Born in 70 BCE, Cleopatra was an Egyptian queen, famous in history and drama as the lover of Julius Caesar and later as the wife of Mark Antony. She was the last queen of the Macedonian dynasty that ruled Egypt between the death of Alexander the Great in 323 BCE and its annexation by Rome in 30 BCE. She became queen on the death of her father, Ptolemy XII, in 51 BC and ruled successively with her two brothers Ptolemy XIII and Ptolemy XIV and her son Ptolemy XV Caesar.
Cleopatra committed suicide after her husband, the Roman general Mark Antony, died in her arms in 30 BCE. The means of her death is uncertain, though popular belief suggests that she had killed herself using an asp, a symbol of divine royalty. She was 39 and had been a queen for 22 years.

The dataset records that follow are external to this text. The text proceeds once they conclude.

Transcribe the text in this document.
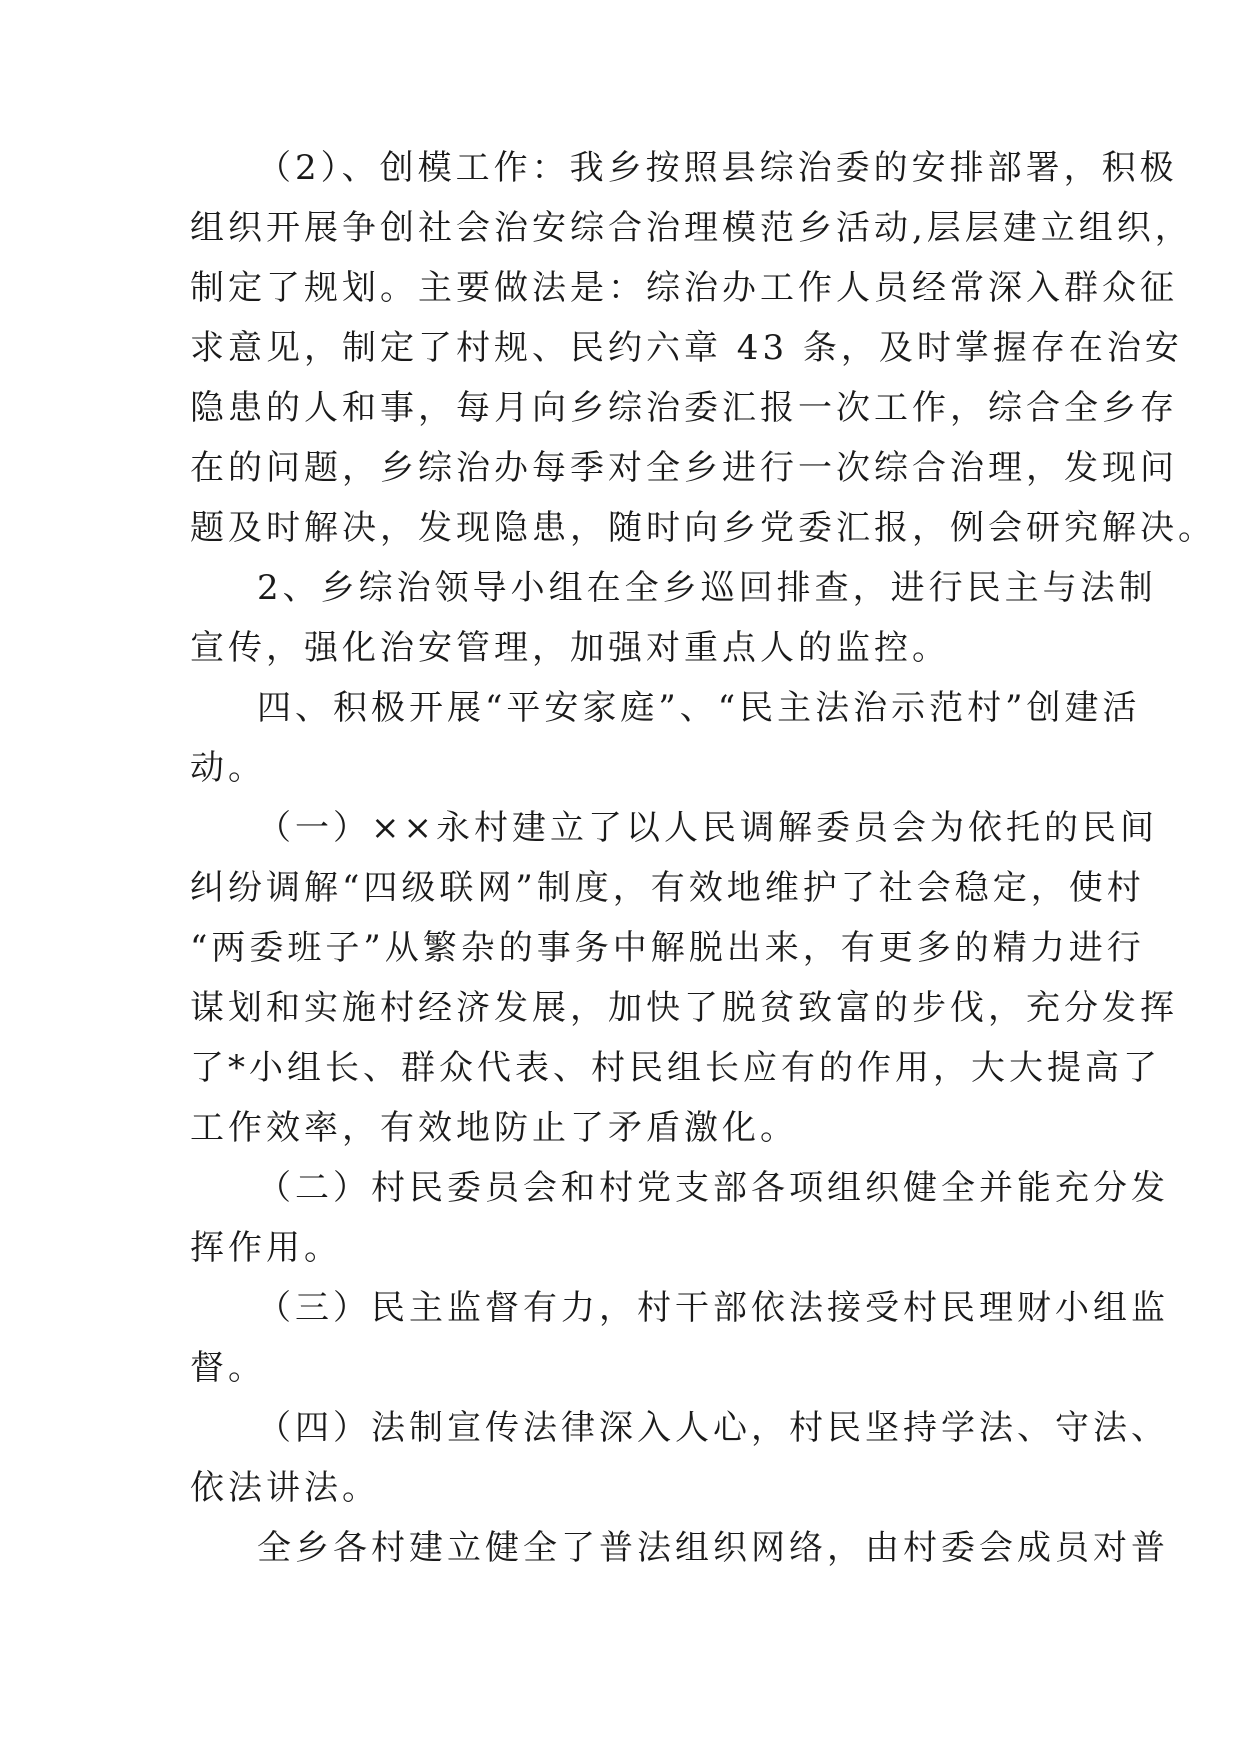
（2）、创模工作：我乡按照县综治委的安排部署，积极
组织开展争创社会治安综合治理模范乡活动,层层建立组织，
制定了规划。主要做法是：综治办工作人员经常深入群众征
求意见，制定了村规、民约六章 43 条，及时掌握存在治安
隐患的人和事，每月向乡综治委汇报一次工作，综合全乡存
在的问题，乡综治办每季对全乡进行一次综合治理，发现问
题及时解决，发现隐患，随时向乡党委汇报，例会研究解决。
2、乡综治领导小组在全乡巡回排查，进行民主与法制
宣传，强化治安管理，加强对重点人的监控。
四、积极开展“平安家庭”、“民主法治示范村”创建活
动。
（一）××永村建立了以人民调解委员会为依托的民间
纠纷调解“四级联网”制度，有效地维护了社会稳定，使村
“两委班子”从繁杂的事务中解脱出来，有更多的精力进行
谋划和实施村经济发展，加快了脱贫致富的步伐，充分发挥
了*小组长、群众代表、村民组长应有的作用，大大提高了
工作效率，有效地防止了矛盾激化。
（二）村民委员会和村党支部各项组织健全并能充分发
挥作用。
（三）民主监督有力，村干部依法接受村民理财小组监
督。
（四）法制宣传法律深入人心，村民坚持学法、守法、
依法讲法。
全乡各村建立健全了普法组织网络，由村委会成员对普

Led by Kathleen Martinez, an archaeologist at the University of Santo Domingo, the team of archaeologists has dug a 1,305-meter (4,281-foot) tunnel, located 13 meters (43 feet) underground.
The Egyptian Ministry for Tourism and Antiquities considered the discovery an “engineering miracle” made by the archaeological team.

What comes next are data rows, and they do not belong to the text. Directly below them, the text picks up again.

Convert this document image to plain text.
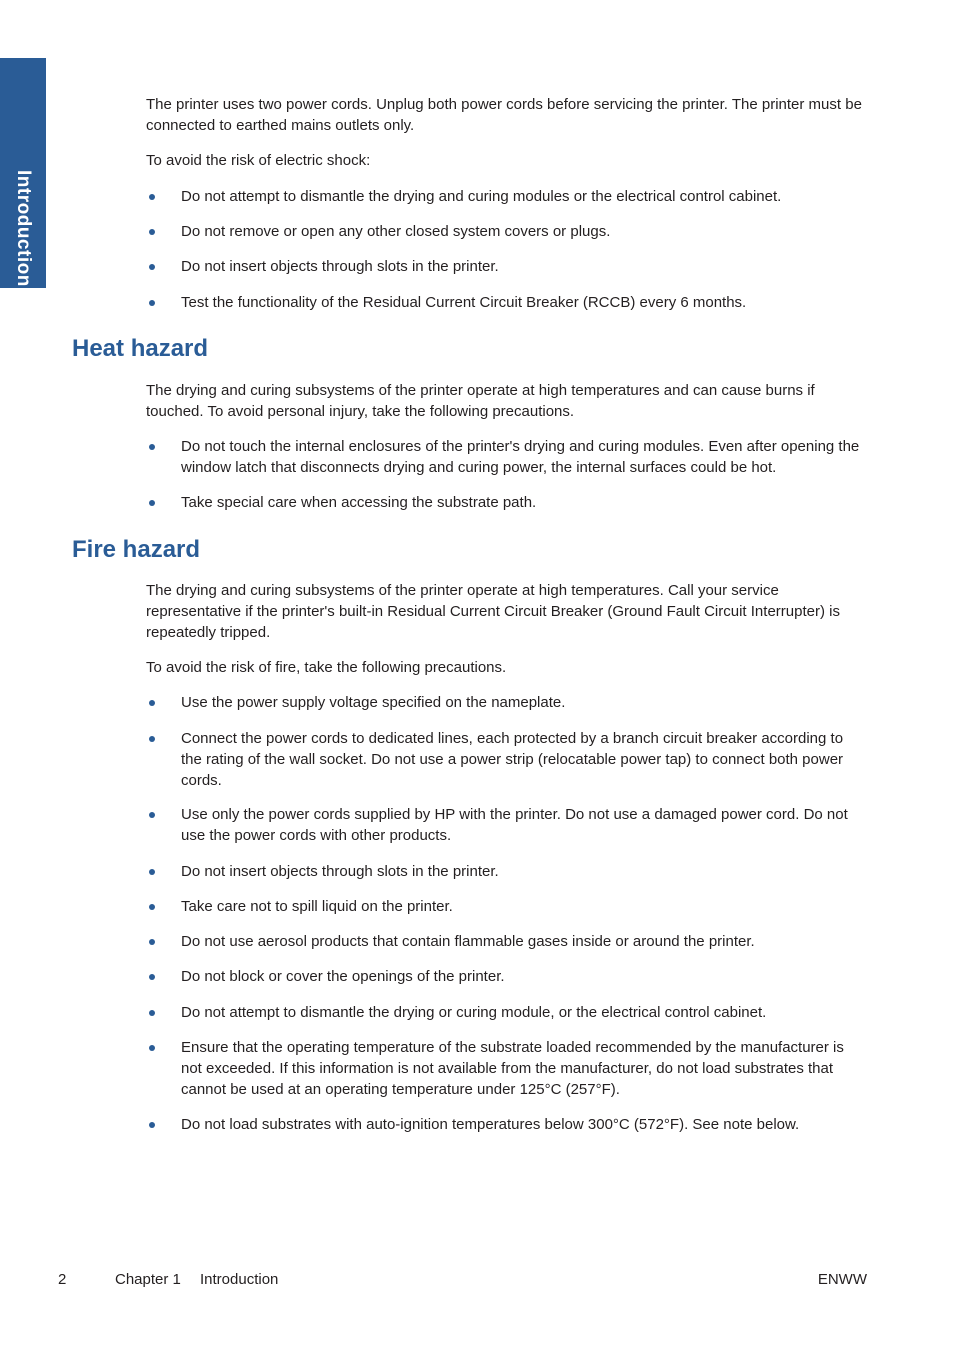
Introduction

The printer uses two power cords. Unplug both power cords before servicing the printer. The printer must be connected to earthed mains outlets only.

To avoid the risk of electric shock:

Do not attempt to dismantle the drying and curing modules or the electrical control cabinet.
Do not remove or open any other closed system covers or plugs.
Do not insert objects through slots in the printer.
Test the functionality of the Residual Current Circuit Breaker (RCCB) every 6 months.
Heat hazard

The drying and curing subsystems of the printer operate at high temperatures and can cause burns if touched. To avoid personal injury, take the following precautions.

Do not touch the internal enclosures of the printer's drying and curing modules. Even after opening the window latch that disconnects drying and curing power, the internal surfaces could be hot.
Take special care when accessing the substrate path.
Fire hazard

The drying and curing subsystems of the printer operate at high temperatures. Call your service representative if the printer's built-in Residual Current Circuit Breaker (Ground Fault Circuit Interrupter) is repeatedly tripped.

To avoid the risk of fire, take the following precautions.

Use the power supply voltage specified on the nameplate.
Connect the power cords to dedicated lines, each protected by a branch circuit breaker according to the rating of the wall socket. Do not use a power strip (relocatable power tap) to connect both power cords.
Use only the power cords supplied by HP with the printer. Do not use a damaged power cord. Do not use the power cords with other products.
Do not insert objects through slots in the printer.
Take care not to spill liquid on the printer.
Do not use aerosol products that contain flammable gases inside or around the printer.
Do not block or cover the openings of the printer.
Do not attempt to dismantle the drying or curing module, or the electrical control cabinet.
Ensure that the operating temperature of the substrate loaded recommended by the manufacturer is not exceeded. If this information is not available from the manufacturer, do not load substrates that cannot be used at an operating temperature under 125°C (257°F).
Do not load substrates with auto-ignition temperatures below 300°C (572°F). See note below.
2	Chapter 1 Introduction	ENWW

“The excavation revealed a huge religious center with three sanctuaries, a sacred lake, more than 1,500 objects, busts, statues, golden pieces, a huge collection of coins portraying Alexander the Great, Queen Cleopatra and the Ptolemies,” Martinez told CNN.
A student, a linguist, a mother and a philosopher
Martinez said that the most interesting discovery is the complex of tunnels leading to the Mediterranean Sea and sunken structures.

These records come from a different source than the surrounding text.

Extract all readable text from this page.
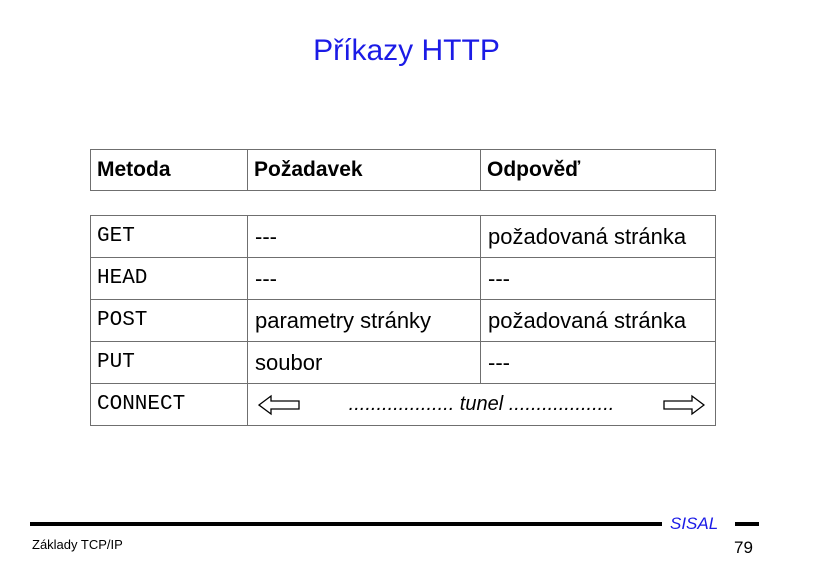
Příkazy HTTP
Metoda	Požadavek	Odpověď
GET	---	požadovaná stránka
HEAD	---	---
POST	parametry stránky	požadovaná stránka
PUT	soubor	---
CONNECT	................... tunel ...................
SISAL
Základy TCP/IP	79
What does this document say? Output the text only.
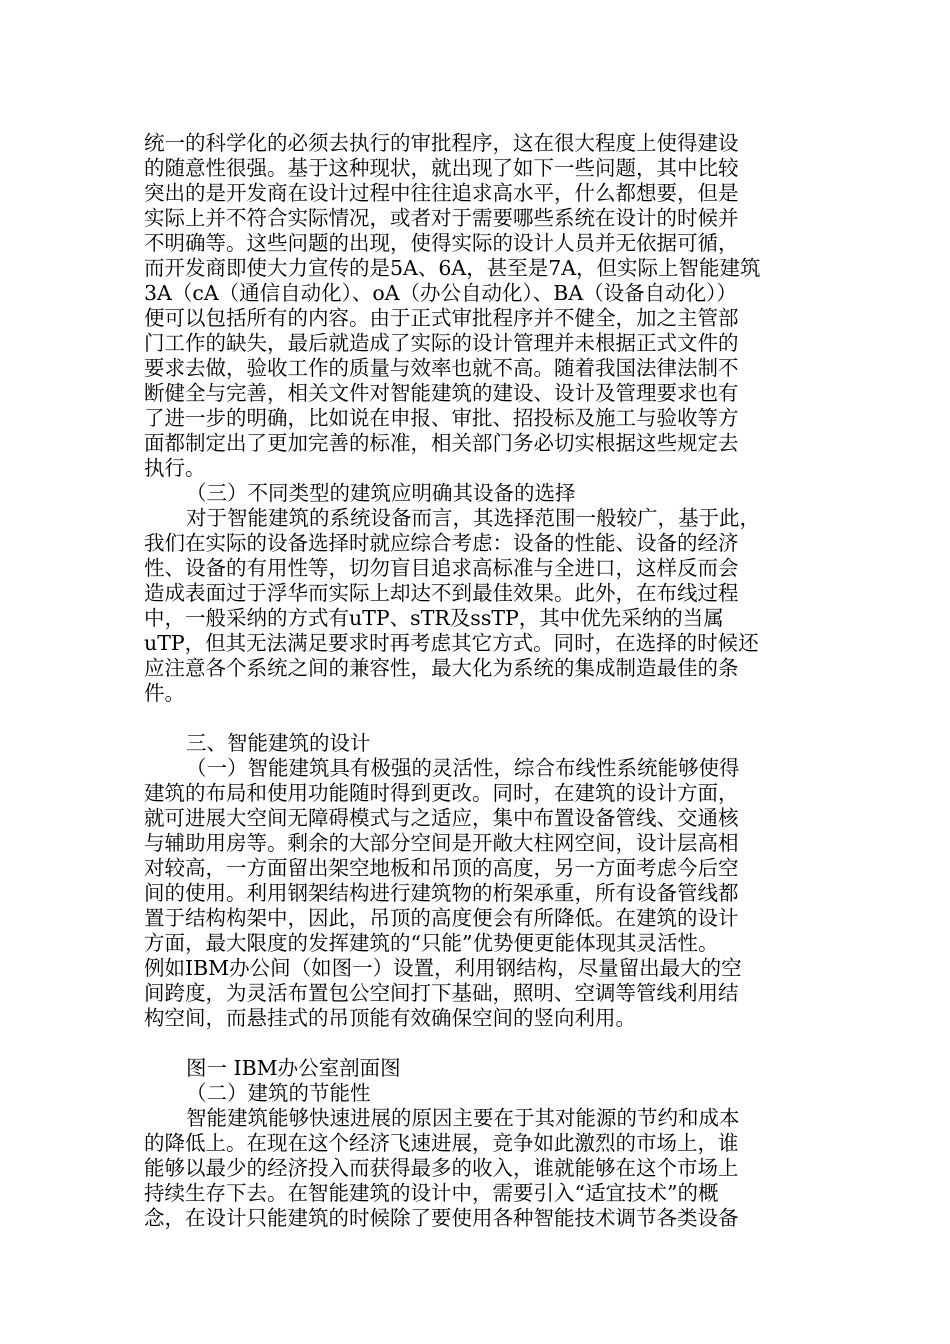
统一的科学化的必须去执行的审批程序，这在很大程度上使得建设
的随意性很强。基于这种现状，就出现了如下一些问题，其中比较
突出的是开发商在设计过程中往往追求高水平，什么都想要，但是
实际上并不符合实际情况，或者对于需要哪些系统在设计的时候并
不明确等。这些问题的出现，使得实际的设计人员并无依据可循，
而开发商即使大力宣传的是5A、6A，甚至是7A，但实际上智能建筑
3A（cA（通信自动化）、oA（办公自动化）、BA（设备自动化））
便可以包括所有的内容。由于正式审批程序并不健全，加之主管部
门工作的缺失，最后就造成了实际的设计管理并未根据正式文件的
要求去做，验收工作的质量与效率也就不高。随着我国法律法制不
断健全与完善，相关文件对智能建筑的建设、设计及管理要求也有
了进一步的明确，比如说在申报、审批、招投标及施工与验收等方
面都制定出了更加完善的标准，相关部门务必切实根据这些规定去
执行。
（三）不同类型的建筑应明确其设备的选择
对于智能建筑的系统设备而言，其选择范围一般较广，基于此，
我们在实际的设备选择时就应综合考虑：设备的性能、设备的经济
性、设备的有用性等，切勿盲目追求高标准与全进口，这样反而会
造成表面过于浮华而实际上却达不到最佳效果。此外，在布线过程
中，一般采纳的方式有uTP、sTR及ssTP，其中优先采纳的当属
uTP，但其无法满足要求时再考虑其它方式。同时，在选择的时候还
应注意各个系统之间的兼容性，最大化为系统的集成制造最佳的条
件。
三、智能建筑的设计
（一）智能建筑具有极强的灵活性，综合布线性系统能够使得
建筑的布局和使用功能随时得到更改。同时，在建筑的设计方面，
就可进展大空间无障碍模式与之适应，集中布置设备管线、交通核
与辅助用房等。剩余的大部分空间是开敞大柱网空间，设计层高相
对较高，一方面留出架空地板和吊顶的高度，另一方面考虑今后空
间的使用。利用钢架结构进行建筑物的桁架承重，所有设备管线都
置于结构构架中，因此，吊顶的高度便会有所降低。在建筑的设计
方面，最大限度的发挥建筑的“只能”优势便更能体现其灵活性。
例如IBM办公间（如图一）设置，利用钢结构，尽量留出最大的空
间跨度，为灵活布置包公空间打下基础，照明、空调等管线利用结
构空间，而悬挂式的吊顶能有效确保空间的竖向利用。
图一 IBM办公室剖面图
（二）建筑的节能性
智能建筑能够快速进展的原因主要在于其对能源的节约和成本
的降低上。在现在这个经济飞速进展，竞争如此激烈的市场上，谁
能够以最少的经济投入而获得最多的收入，谁就能够在这个市场上
持续生存下去。在智能建筑的设计中，需要引入“适宜技术”的概
念，在设计只能建筑的时候除了要使用各种智能技术调节各类设备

Now, exploring these underwater structures will be the next stage of her search for the Egyptian queen’s lost tomb.
“My perseverance cannot be confused with obsession. I admire Cleopatra as a historical character. She was a victim of propaganda by the Romans, aiming to distort her image,” Martinez said.
“She was an educated woman, probably the first one who studied formally at the Museum in Alexandria, the center of culture in her time,” according to the archaeologist.
She added that her admiration for Cleopatra is because she distinguished herself as a student, a linguist, a mother and a philosopher.
The most important discovery of the century
Martinez told CNN that Cleopatra was considered in her time to be “the human incarnation of the goddess Isis,” as Antony was considered to be that of the god Osiris, Isis’ husband.
Some historic indications are making Martinez believe Cleopatra’s tomb might be located in the Temple of Osiris in the ruined city of Taposiris Magna, on Egypt’s northern coast.”No other place, structure or temple combines so many conditions as the temple of Taposiris Magna.”
Now, Martinez said, she is at “the beginning of a new journey” — underwater excavations. The archaeologist said she is hopeful.” If the tunnels lead to Cleopatra it will be the most important discovery of the century,” she told CNN.